Brilliant Indian chef Anand George will return with his modern take on Indian food and, with the Purple Popadom being voted Wales best, yet again he will have a lot to offer. Last year he showcased his special Deep Blue menu and it is likely that this year's Summer Menu "Ocean" will provide the highlight.

Rapidly rising star Matt Dawkins returns to demonstrate the kind of food that is making the Star Inn Llansoy a destination pub.
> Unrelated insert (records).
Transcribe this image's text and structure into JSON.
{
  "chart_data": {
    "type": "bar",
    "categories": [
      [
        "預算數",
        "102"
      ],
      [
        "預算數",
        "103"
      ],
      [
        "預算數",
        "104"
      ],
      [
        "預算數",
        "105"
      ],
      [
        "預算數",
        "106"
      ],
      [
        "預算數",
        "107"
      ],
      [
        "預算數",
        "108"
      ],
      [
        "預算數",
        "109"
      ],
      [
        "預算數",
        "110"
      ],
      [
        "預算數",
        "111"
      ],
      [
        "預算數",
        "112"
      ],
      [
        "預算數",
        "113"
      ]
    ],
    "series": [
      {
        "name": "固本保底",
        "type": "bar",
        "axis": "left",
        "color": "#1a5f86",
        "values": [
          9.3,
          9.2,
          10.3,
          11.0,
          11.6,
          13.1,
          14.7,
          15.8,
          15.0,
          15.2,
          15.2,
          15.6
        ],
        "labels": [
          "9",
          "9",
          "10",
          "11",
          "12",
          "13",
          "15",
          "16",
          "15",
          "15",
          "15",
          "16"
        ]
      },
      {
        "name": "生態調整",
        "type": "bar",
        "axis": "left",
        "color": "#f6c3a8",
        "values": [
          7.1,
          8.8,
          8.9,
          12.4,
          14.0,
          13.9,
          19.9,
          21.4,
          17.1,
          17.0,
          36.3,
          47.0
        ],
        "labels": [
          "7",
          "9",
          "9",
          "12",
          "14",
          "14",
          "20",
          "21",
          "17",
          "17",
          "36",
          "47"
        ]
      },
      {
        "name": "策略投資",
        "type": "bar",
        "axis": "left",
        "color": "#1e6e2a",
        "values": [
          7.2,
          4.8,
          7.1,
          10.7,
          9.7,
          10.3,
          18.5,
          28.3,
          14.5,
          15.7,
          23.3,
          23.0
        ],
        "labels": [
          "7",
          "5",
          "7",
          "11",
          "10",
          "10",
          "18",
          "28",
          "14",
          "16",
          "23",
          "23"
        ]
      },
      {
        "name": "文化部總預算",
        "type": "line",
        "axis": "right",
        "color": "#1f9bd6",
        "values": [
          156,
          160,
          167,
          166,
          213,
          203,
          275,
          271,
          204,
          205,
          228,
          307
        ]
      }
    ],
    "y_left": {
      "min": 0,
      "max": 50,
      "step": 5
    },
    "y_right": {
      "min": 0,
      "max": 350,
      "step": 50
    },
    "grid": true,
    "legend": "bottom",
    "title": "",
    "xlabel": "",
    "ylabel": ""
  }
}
Matt and I first met some years ago when we competed in the short lived Taste The Nation competition on TV. Still a student then Matt produced our only winning dish as we lost 2-1 in the first round.

Completing his course Matt was soon snapped up by the Star, and heads a team using local and seasonal ingredients to produce the kind of food that has seen him crowned Chef of the Year.

Keeping with the local theme and strong Chefs it is a festival debut for Dale Williams and Larkin Cen, Cardiff's Masterchef finalists. Lawyer Larkin and Recruitment specialist Dale fought off the opposition to reach the final where they were just pipped at the post by Natalie Coleman. Along the way the two Cardiff boys forged a strong friendship and they will soon open a restaurant in Cardiff. Hokkei will specialise in South East Asian food, the kind of dish that served them so well on Masterchef.

Dale and Linton would be a great attraction on the outdoor cooking stage where Bob from the Waterloo Hotel wowed the crowds last year.

As usual there will be demos in the Market Hall both upstairs on the main stage and down on some of the stalls, Masterclasses in the Riverside, and some street demos as well. New for this year are interactive demos.

Using a unit within the Market Hall a number of hands on demos have been arranged where you can try your hand at new skills. Over the last couple of years Lisa Fearn (Pumkin Patch Cookery and Gardening School and chef on S4C's Prwnawn Da) has run very successful children's workshops and this year the adults get their chance.

Teaming up with local chefs and producers a programme of demos have been arranged where you can have a go, whether it is making Pasta, Kneading your own bread dough or making little snack samosas and the like. These events will be ticketed to make the numbers manageable, but tickets will be free from the Box Office.

Though not announced yet I would be surprised not to see Festival Stalwarts Hywel Jones, Stephen Terry, and James Summerin not involved somewhere, and perhaps Newport boy Matt Tebbutt.